Healthy Product Pipeline
Looking ahead, Smith said Smith & Wesson has an “impressive pipeline” of new products scheduled for launch over the next 12 months.

He said, “Just in our third quarter, we launched our much anticipated M&P chambered in 10 mm, the new CSX, a hammer-fired, full-metal frame, a concealed-carry pistol, shown lead photo, that has been well received and is in strong demand, and our Volunteer Rifle series, the next generation of our popular M&P15 rifle line. We also partnered with Vista Outdoor to co-launch its new 30 Super Carry ammunition along with our popular Shield EZ and Shield Plus, chambered for this exciting new round with ballistics comparable to the extremely popular 9 mm yet with dimensions, which allow for increased round capacity in the same firearm footprint.”

On the marketing front, brand campaigns developed around the 10 mm M&P reached over three million customers on its first day and a similar response came from content created for the CSX Volunteer and 30 Super Carry.

Looking to the current fourth quarter, inventory in the channel remained relatively stable in the third quarter, and distributors currently have approximately 18 weeks of supply across a broad range of products. McPherson said, “We believe current channel inventories are healthy, which ultimately drives positive consumer experiences by ensuring adequate supply to balance normal production levels and still meet short-term fluctuations in demand.”
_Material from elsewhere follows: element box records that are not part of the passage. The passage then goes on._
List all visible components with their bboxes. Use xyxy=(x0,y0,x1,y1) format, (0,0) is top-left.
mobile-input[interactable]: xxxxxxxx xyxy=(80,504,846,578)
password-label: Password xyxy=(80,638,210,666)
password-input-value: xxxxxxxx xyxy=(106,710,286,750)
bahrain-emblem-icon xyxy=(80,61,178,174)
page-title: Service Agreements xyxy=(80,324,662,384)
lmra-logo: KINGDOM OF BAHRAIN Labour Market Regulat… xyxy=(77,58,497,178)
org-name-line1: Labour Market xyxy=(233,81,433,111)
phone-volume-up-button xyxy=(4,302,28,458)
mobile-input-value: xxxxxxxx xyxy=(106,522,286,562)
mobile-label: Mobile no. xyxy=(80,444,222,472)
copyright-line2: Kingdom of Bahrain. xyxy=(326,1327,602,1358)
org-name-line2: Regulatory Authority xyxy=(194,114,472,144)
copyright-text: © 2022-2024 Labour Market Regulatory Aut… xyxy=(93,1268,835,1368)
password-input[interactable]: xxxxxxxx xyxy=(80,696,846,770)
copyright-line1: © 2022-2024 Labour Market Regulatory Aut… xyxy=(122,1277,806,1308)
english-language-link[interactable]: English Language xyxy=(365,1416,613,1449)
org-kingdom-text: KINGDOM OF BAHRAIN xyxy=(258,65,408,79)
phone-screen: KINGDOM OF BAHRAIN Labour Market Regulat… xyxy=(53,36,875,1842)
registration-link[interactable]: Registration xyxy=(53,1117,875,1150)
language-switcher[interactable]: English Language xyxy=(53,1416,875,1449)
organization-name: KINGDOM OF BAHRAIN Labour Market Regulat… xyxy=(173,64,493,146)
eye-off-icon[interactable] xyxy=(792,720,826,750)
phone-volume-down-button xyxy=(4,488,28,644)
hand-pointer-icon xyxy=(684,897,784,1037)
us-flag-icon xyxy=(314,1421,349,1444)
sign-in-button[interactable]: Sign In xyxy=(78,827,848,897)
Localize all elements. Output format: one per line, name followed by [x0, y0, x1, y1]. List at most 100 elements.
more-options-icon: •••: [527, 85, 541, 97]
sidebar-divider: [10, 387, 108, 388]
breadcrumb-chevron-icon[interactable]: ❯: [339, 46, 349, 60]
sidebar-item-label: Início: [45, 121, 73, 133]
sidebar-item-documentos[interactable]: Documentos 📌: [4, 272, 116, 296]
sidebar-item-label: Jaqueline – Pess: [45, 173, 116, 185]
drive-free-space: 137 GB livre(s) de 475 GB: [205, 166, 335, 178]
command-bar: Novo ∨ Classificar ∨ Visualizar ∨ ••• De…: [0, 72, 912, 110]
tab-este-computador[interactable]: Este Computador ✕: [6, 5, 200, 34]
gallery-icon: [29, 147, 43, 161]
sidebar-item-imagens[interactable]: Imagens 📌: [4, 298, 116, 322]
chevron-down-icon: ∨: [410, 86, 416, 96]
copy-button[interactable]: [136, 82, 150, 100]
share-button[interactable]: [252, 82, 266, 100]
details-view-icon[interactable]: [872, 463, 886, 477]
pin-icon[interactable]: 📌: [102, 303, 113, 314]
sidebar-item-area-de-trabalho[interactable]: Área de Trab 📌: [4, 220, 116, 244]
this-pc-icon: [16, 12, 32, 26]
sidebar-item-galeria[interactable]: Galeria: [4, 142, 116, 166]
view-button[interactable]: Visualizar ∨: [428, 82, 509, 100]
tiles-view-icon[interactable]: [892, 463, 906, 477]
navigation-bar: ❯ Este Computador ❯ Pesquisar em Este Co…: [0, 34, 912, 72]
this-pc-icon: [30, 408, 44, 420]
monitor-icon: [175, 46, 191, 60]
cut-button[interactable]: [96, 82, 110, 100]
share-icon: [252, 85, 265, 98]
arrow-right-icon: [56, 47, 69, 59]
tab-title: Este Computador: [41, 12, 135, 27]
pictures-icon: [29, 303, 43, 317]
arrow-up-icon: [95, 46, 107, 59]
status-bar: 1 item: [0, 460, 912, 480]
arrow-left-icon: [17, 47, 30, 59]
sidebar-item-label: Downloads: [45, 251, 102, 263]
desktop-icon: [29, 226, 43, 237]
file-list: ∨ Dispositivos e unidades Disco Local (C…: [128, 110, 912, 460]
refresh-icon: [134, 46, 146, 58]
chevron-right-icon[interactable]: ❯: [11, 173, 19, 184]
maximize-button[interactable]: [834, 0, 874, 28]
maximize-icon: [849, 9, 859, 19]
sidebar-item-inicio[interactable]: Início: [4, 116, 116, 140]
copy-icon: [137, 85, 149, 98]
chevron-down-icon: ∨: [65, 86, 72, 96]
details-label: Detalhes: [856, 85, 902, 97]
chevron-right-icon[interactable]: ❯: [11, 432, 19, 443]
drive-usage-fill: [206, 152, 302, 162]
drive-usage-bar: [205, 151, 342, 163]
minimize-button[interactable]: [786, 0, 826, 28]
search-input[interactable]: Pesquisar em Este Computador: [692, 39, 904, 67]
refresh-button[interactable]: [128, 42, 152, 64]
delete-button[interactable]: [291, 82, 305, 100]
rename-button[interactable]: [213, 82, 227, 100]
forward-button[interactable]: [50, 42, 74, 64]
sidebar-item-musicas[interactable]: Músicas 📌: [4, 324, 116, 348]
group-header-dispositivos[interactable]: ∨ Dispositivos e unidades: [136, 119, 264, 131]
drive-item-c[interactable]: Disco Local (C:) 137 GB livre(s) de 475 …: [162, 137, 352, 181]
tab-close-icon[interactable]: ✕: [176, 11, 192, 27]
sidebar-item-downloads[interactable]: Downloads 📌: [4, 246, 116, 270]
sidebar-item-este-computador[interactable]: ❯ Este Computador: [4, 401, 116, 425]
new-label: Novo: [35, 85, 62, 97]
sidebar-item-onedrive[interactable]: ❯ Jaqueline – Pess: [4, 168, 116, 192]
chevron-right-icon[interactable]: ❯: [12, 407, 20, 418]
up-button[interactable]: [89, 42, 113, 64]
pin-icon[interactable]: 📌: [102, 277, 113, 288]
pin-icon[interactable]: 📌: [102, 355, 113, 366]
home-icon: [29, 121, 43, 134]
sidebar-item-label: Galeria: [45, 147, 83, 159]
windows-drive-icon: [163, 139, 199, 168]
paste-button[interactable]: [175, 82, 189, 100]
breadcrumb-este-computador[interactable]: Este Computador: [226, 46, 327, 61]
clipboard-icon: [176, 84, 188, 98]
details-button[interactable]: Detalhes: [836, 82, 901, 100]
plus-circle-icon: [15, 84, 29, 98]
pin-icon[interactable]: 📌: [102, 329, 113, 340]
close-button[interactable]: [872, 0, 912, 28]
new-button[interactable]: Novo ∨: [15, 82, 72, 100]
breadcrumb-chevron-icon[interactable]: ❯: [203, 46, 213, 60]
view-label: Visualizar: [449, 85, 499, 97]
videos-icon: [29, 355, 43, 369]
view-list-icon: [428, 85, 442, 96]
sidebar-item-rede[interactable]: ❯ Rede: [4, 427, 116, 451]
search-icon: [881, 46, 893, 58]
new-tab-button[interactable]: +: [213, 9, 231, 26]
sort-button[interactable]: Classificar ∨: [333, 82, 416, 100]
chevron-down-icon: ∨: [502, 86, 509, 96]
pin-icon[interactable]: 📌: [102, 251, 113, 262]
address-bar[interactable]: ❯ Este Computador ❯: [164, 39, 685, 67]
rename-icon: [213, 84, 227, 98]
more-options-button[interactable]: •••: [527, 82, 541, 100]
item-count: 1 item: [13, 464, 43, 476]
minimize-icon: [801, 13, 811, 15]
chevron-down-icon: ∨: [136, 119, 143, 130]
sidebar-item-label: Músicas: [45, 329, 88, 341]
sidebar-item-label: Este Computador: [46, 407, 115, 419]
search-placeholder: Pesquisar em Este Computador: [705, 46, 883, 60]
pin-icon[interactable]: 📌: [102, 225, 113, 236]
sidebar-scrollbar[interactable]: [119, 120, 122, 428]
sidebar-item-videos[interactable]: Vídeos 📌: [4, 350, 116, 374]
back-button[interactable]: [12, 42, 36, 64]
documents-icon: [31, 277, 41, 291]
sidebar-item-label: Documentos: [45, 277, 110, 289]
With the strong inventory levels and more normalized consumer demand, Smith & Wesson expects fourth-quarter sales to return to pre-pandemic levels, implying flat sales sequentially.

Smith & Wesson expects to build internal inventory throughout its fourth quarter as it continues to restock after last year’s complete depletion of finished goods inventory.

Despite the expected reduction in sales and approximately $3 million in expenses related to the Tennessee move, Smith & Wesson still expects to meet, or exceed, financial targets set on its Analyst Day in June 2021. Goals include

  • maintaining EBITDA margins of 20 percent to 30 percent,
  • gross margins of 32 percent to 42 percent; and
  • generating more than $75 million in cash annually.